WEDNESDAY, Oct. 19 (HealthDay News) -- Most men who experience erectile dysfunction after treatment for colorectal cancer feel profound distress, do not receive adequate information, and often feel they have been treated poorly by clinicians, according to a study published online Oct. 18 in BMJ.
George Dowswell, Ph.D., from the University of Birmingham in the United Kingdom, and colleagues investigated the experiences and unmet needs of men who develop erectile dysfunction following treatment for colorectal cancer. Participants included 28 men (mean age, 59 years) treated for colorectal cancer, who completed a semistructured, qualitative interview on their experiences and perspectives.

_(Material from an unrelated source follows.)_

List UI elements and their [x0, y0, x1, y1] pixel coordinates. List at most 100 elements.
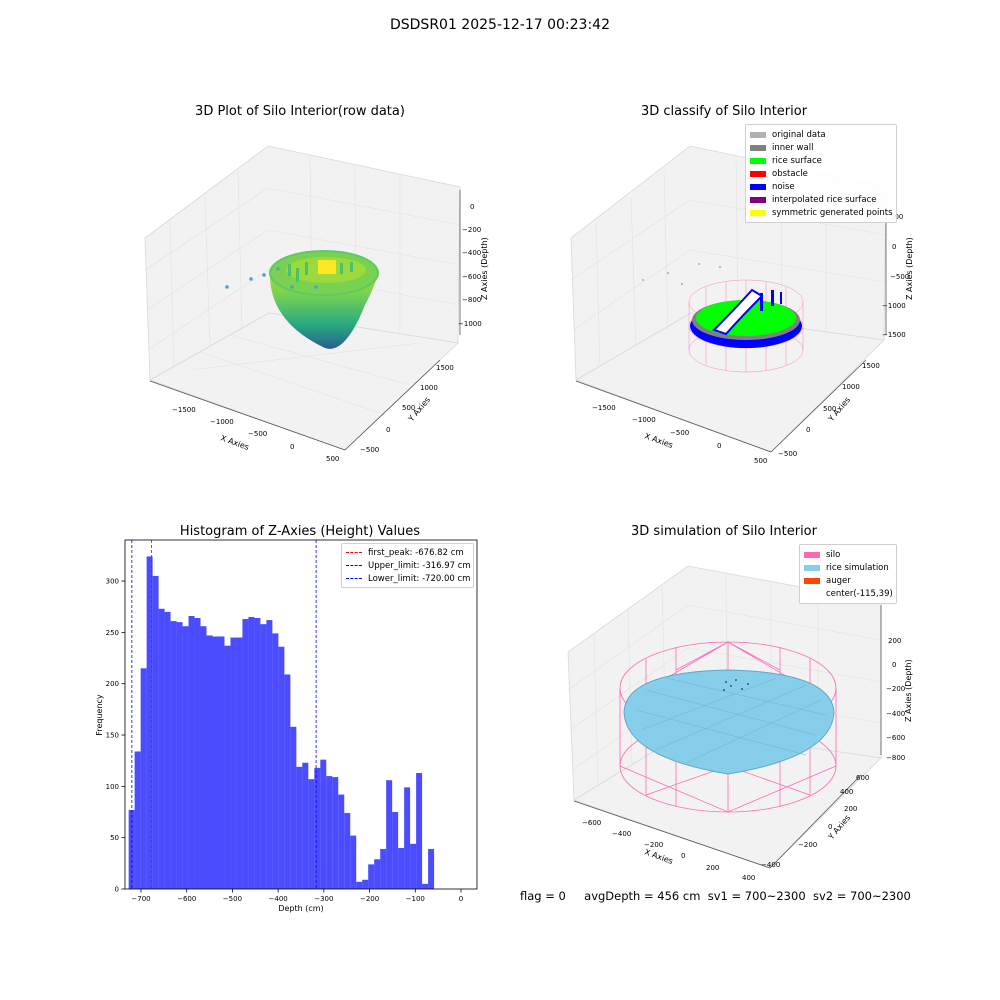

The investigators found that erectile dysfunction caused profound distress for the majority of the men. Most did not receive sufficient information, diagnosis, or treatment. In many cases, the men felt they had inadvertently been neglected, misled, or offended by clinicians, which could be improved by better training. More consistent and coordinated care could be facilitated by reorganization of services. Clinicians should be aware of three things: making assumptions about the sexual behavior or motivation of older men may cause offense; phosphodiesterase type 5 inhibitors are not a cure; and most men do not ask for help with erectile dysfunction.
"More tailored and coordinated care could be provided for patients with erectile dysfunction. Colorectal clinical nurse specialists are well placed to give information, coordinate treatment, and monitor progress, but such an intervention needs to be developed and fully evaluated," the authors write.